By this time the wind it kicking pretty good, so we make the decision to pack it up and make the long WET ride home. 

This was also the first trip since installing auto pilot and don't know how we fished with out it. 

Fish was caught on squid
11/0 mustad 7691
15' 300 lb mono leader
Tsunami multi color light


----------



## fairpoint (May 9, 2013)

You did win the super bowl of some fine eating fish....Congrats on the Sword....


----------



## samoajoe (Dec 28, 2010)

Great haul with a decent sword. What kind of rod/reel set up did you have?


----------



## Miss Tradewinds (Apr 27, 2012)

That's awesome, congrats!
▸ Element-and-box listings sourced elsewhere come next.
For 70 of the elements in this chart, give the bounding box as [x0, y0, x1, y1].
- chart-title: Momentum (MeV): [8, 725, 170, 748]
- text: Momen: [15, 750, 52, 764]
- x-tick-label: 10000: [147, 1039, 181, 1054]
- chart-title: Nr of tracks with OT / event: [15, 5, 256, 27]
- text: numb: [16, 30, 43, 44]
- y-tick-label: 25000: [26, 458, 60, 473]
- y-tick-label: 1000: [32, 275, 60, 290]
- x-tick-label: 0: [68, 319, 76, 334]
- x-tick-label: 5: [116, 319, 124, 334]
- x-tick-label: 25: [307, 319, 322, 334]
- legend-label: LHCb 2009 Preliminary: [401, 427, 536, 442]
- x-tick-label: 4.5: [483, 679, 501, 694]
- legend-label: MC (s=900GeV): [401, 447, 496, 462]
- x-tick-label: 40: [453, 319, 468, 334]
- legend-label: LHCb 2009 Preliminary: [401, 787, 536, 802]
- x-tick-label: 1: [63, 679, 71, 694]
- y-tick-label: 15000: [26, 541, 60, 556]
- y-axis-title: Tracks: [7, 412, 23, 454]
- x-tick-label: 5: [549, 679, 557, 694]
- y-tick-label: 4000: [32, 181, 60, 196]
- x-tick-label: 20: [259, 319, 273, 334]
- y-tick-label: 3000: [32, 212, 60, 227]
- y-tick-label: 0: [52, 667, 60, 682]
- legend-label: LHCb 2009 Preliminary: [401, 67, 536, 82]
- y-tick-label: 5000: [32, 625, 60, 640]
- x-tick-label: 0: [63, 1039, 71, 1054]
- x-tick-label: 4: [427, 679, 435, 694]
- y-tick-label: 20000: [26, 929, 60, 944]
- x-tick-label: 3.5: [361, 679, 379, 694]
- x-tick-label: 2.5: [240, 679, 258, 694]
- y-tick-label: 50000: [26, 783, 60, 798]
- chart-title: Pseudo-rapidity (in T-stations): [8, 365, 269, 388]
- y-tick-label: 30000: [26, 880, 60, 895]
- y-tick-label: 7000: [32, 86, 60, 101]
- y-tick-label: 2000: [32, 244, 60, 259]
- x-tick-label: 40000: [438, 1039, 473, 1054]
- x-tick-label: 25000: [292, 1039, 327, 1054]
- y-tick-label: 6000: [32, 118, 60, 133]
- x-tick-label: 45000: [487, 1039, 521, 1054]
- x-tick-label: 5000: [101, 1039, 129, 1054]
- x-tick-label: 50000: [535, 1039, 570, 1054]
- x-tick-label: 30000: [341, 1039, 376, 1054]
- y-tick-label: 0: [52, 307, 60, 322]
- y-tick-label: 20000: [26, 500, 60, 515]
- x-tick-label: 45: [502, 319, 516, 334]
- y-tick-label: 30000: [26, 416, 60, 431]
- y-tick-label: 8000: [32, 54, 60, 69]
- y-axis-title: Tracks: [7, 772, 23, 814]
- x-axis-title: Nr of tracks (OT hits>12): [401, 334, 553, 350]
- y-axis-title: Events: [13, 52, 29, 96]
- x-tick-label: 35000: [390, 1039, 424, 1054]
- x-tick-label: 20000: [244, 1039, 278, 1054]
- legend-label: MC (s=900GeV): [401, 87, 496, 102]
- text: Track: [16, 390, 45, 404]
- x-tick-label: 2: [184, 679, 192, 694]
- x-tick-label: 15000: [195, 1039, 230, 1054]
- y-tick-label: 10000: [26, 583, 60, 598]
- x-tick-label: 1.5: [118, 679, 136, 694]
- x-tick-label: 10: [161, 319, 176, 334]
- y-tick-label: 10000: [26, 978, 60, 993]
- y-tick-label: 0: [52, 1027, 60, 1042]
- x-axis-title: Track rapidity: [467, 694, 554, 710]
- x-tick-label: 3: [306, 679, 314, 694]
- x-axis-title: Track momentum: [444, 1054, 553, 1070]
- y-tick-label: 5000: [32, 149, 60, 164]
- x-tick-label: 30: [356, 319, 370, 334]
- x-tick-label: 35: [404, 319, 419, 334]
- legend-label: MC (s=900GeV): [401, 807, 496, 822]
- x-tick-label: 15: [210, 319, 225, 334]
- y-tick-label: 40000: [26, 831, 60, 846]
We fished in the Spur area Sunday night for swords with no luck. It's always reassuring to see another angler come out winning when we have lost hope in the game. Thanks for posting motivation!


----------



## D35 (Jun 29, 2011)

Congrats on that nice fish!!! :thumbsup::thumbsup:


----------



## wide spread (May 22, 2011)

Good job and nice fish.


----------



## BBreeze (Aug 26, 2009)

samojoe we caught this fish on a Tiagra 30wlrs with a 30 to 50 class star rod. The reel is loaded with 80lb power pro, 50lb mono top shot, and a 250lb wind-on leader.


----------



## samoajoe (Dec 28, 2010)

BBreeze said:


> samojoe we caught this fish on a Tiagra 30wlrs with a 30 to 50 class star rod. The reel is loaded with 80lb power pro, 50lb mono top shot, and a 250lb wind-on leader.


 
Excellent! My buddy and I will have a better plan of attack next time and target them directly, and not bump into one on a long drift like we did about a month ago.


----------



## cobe killer (Apr 13, 2008)

:thumbup: awesome job on a NICE sword!!!!!:thumbup:


----------



## DAWGONIT (Jan 16, 2009)

Great eats & pretty work; thanks for sharing report & pic.
Catch 'em up.


----------



## purple haze (Sep 2, 2013)

Nice sword just the right size to cut up into steaks.


----------



## CaptScoob38 (Jan 30, 2012)

Thats right around where I have been trying with no luck but you have given me hope to get out there and give it hell!!!


----------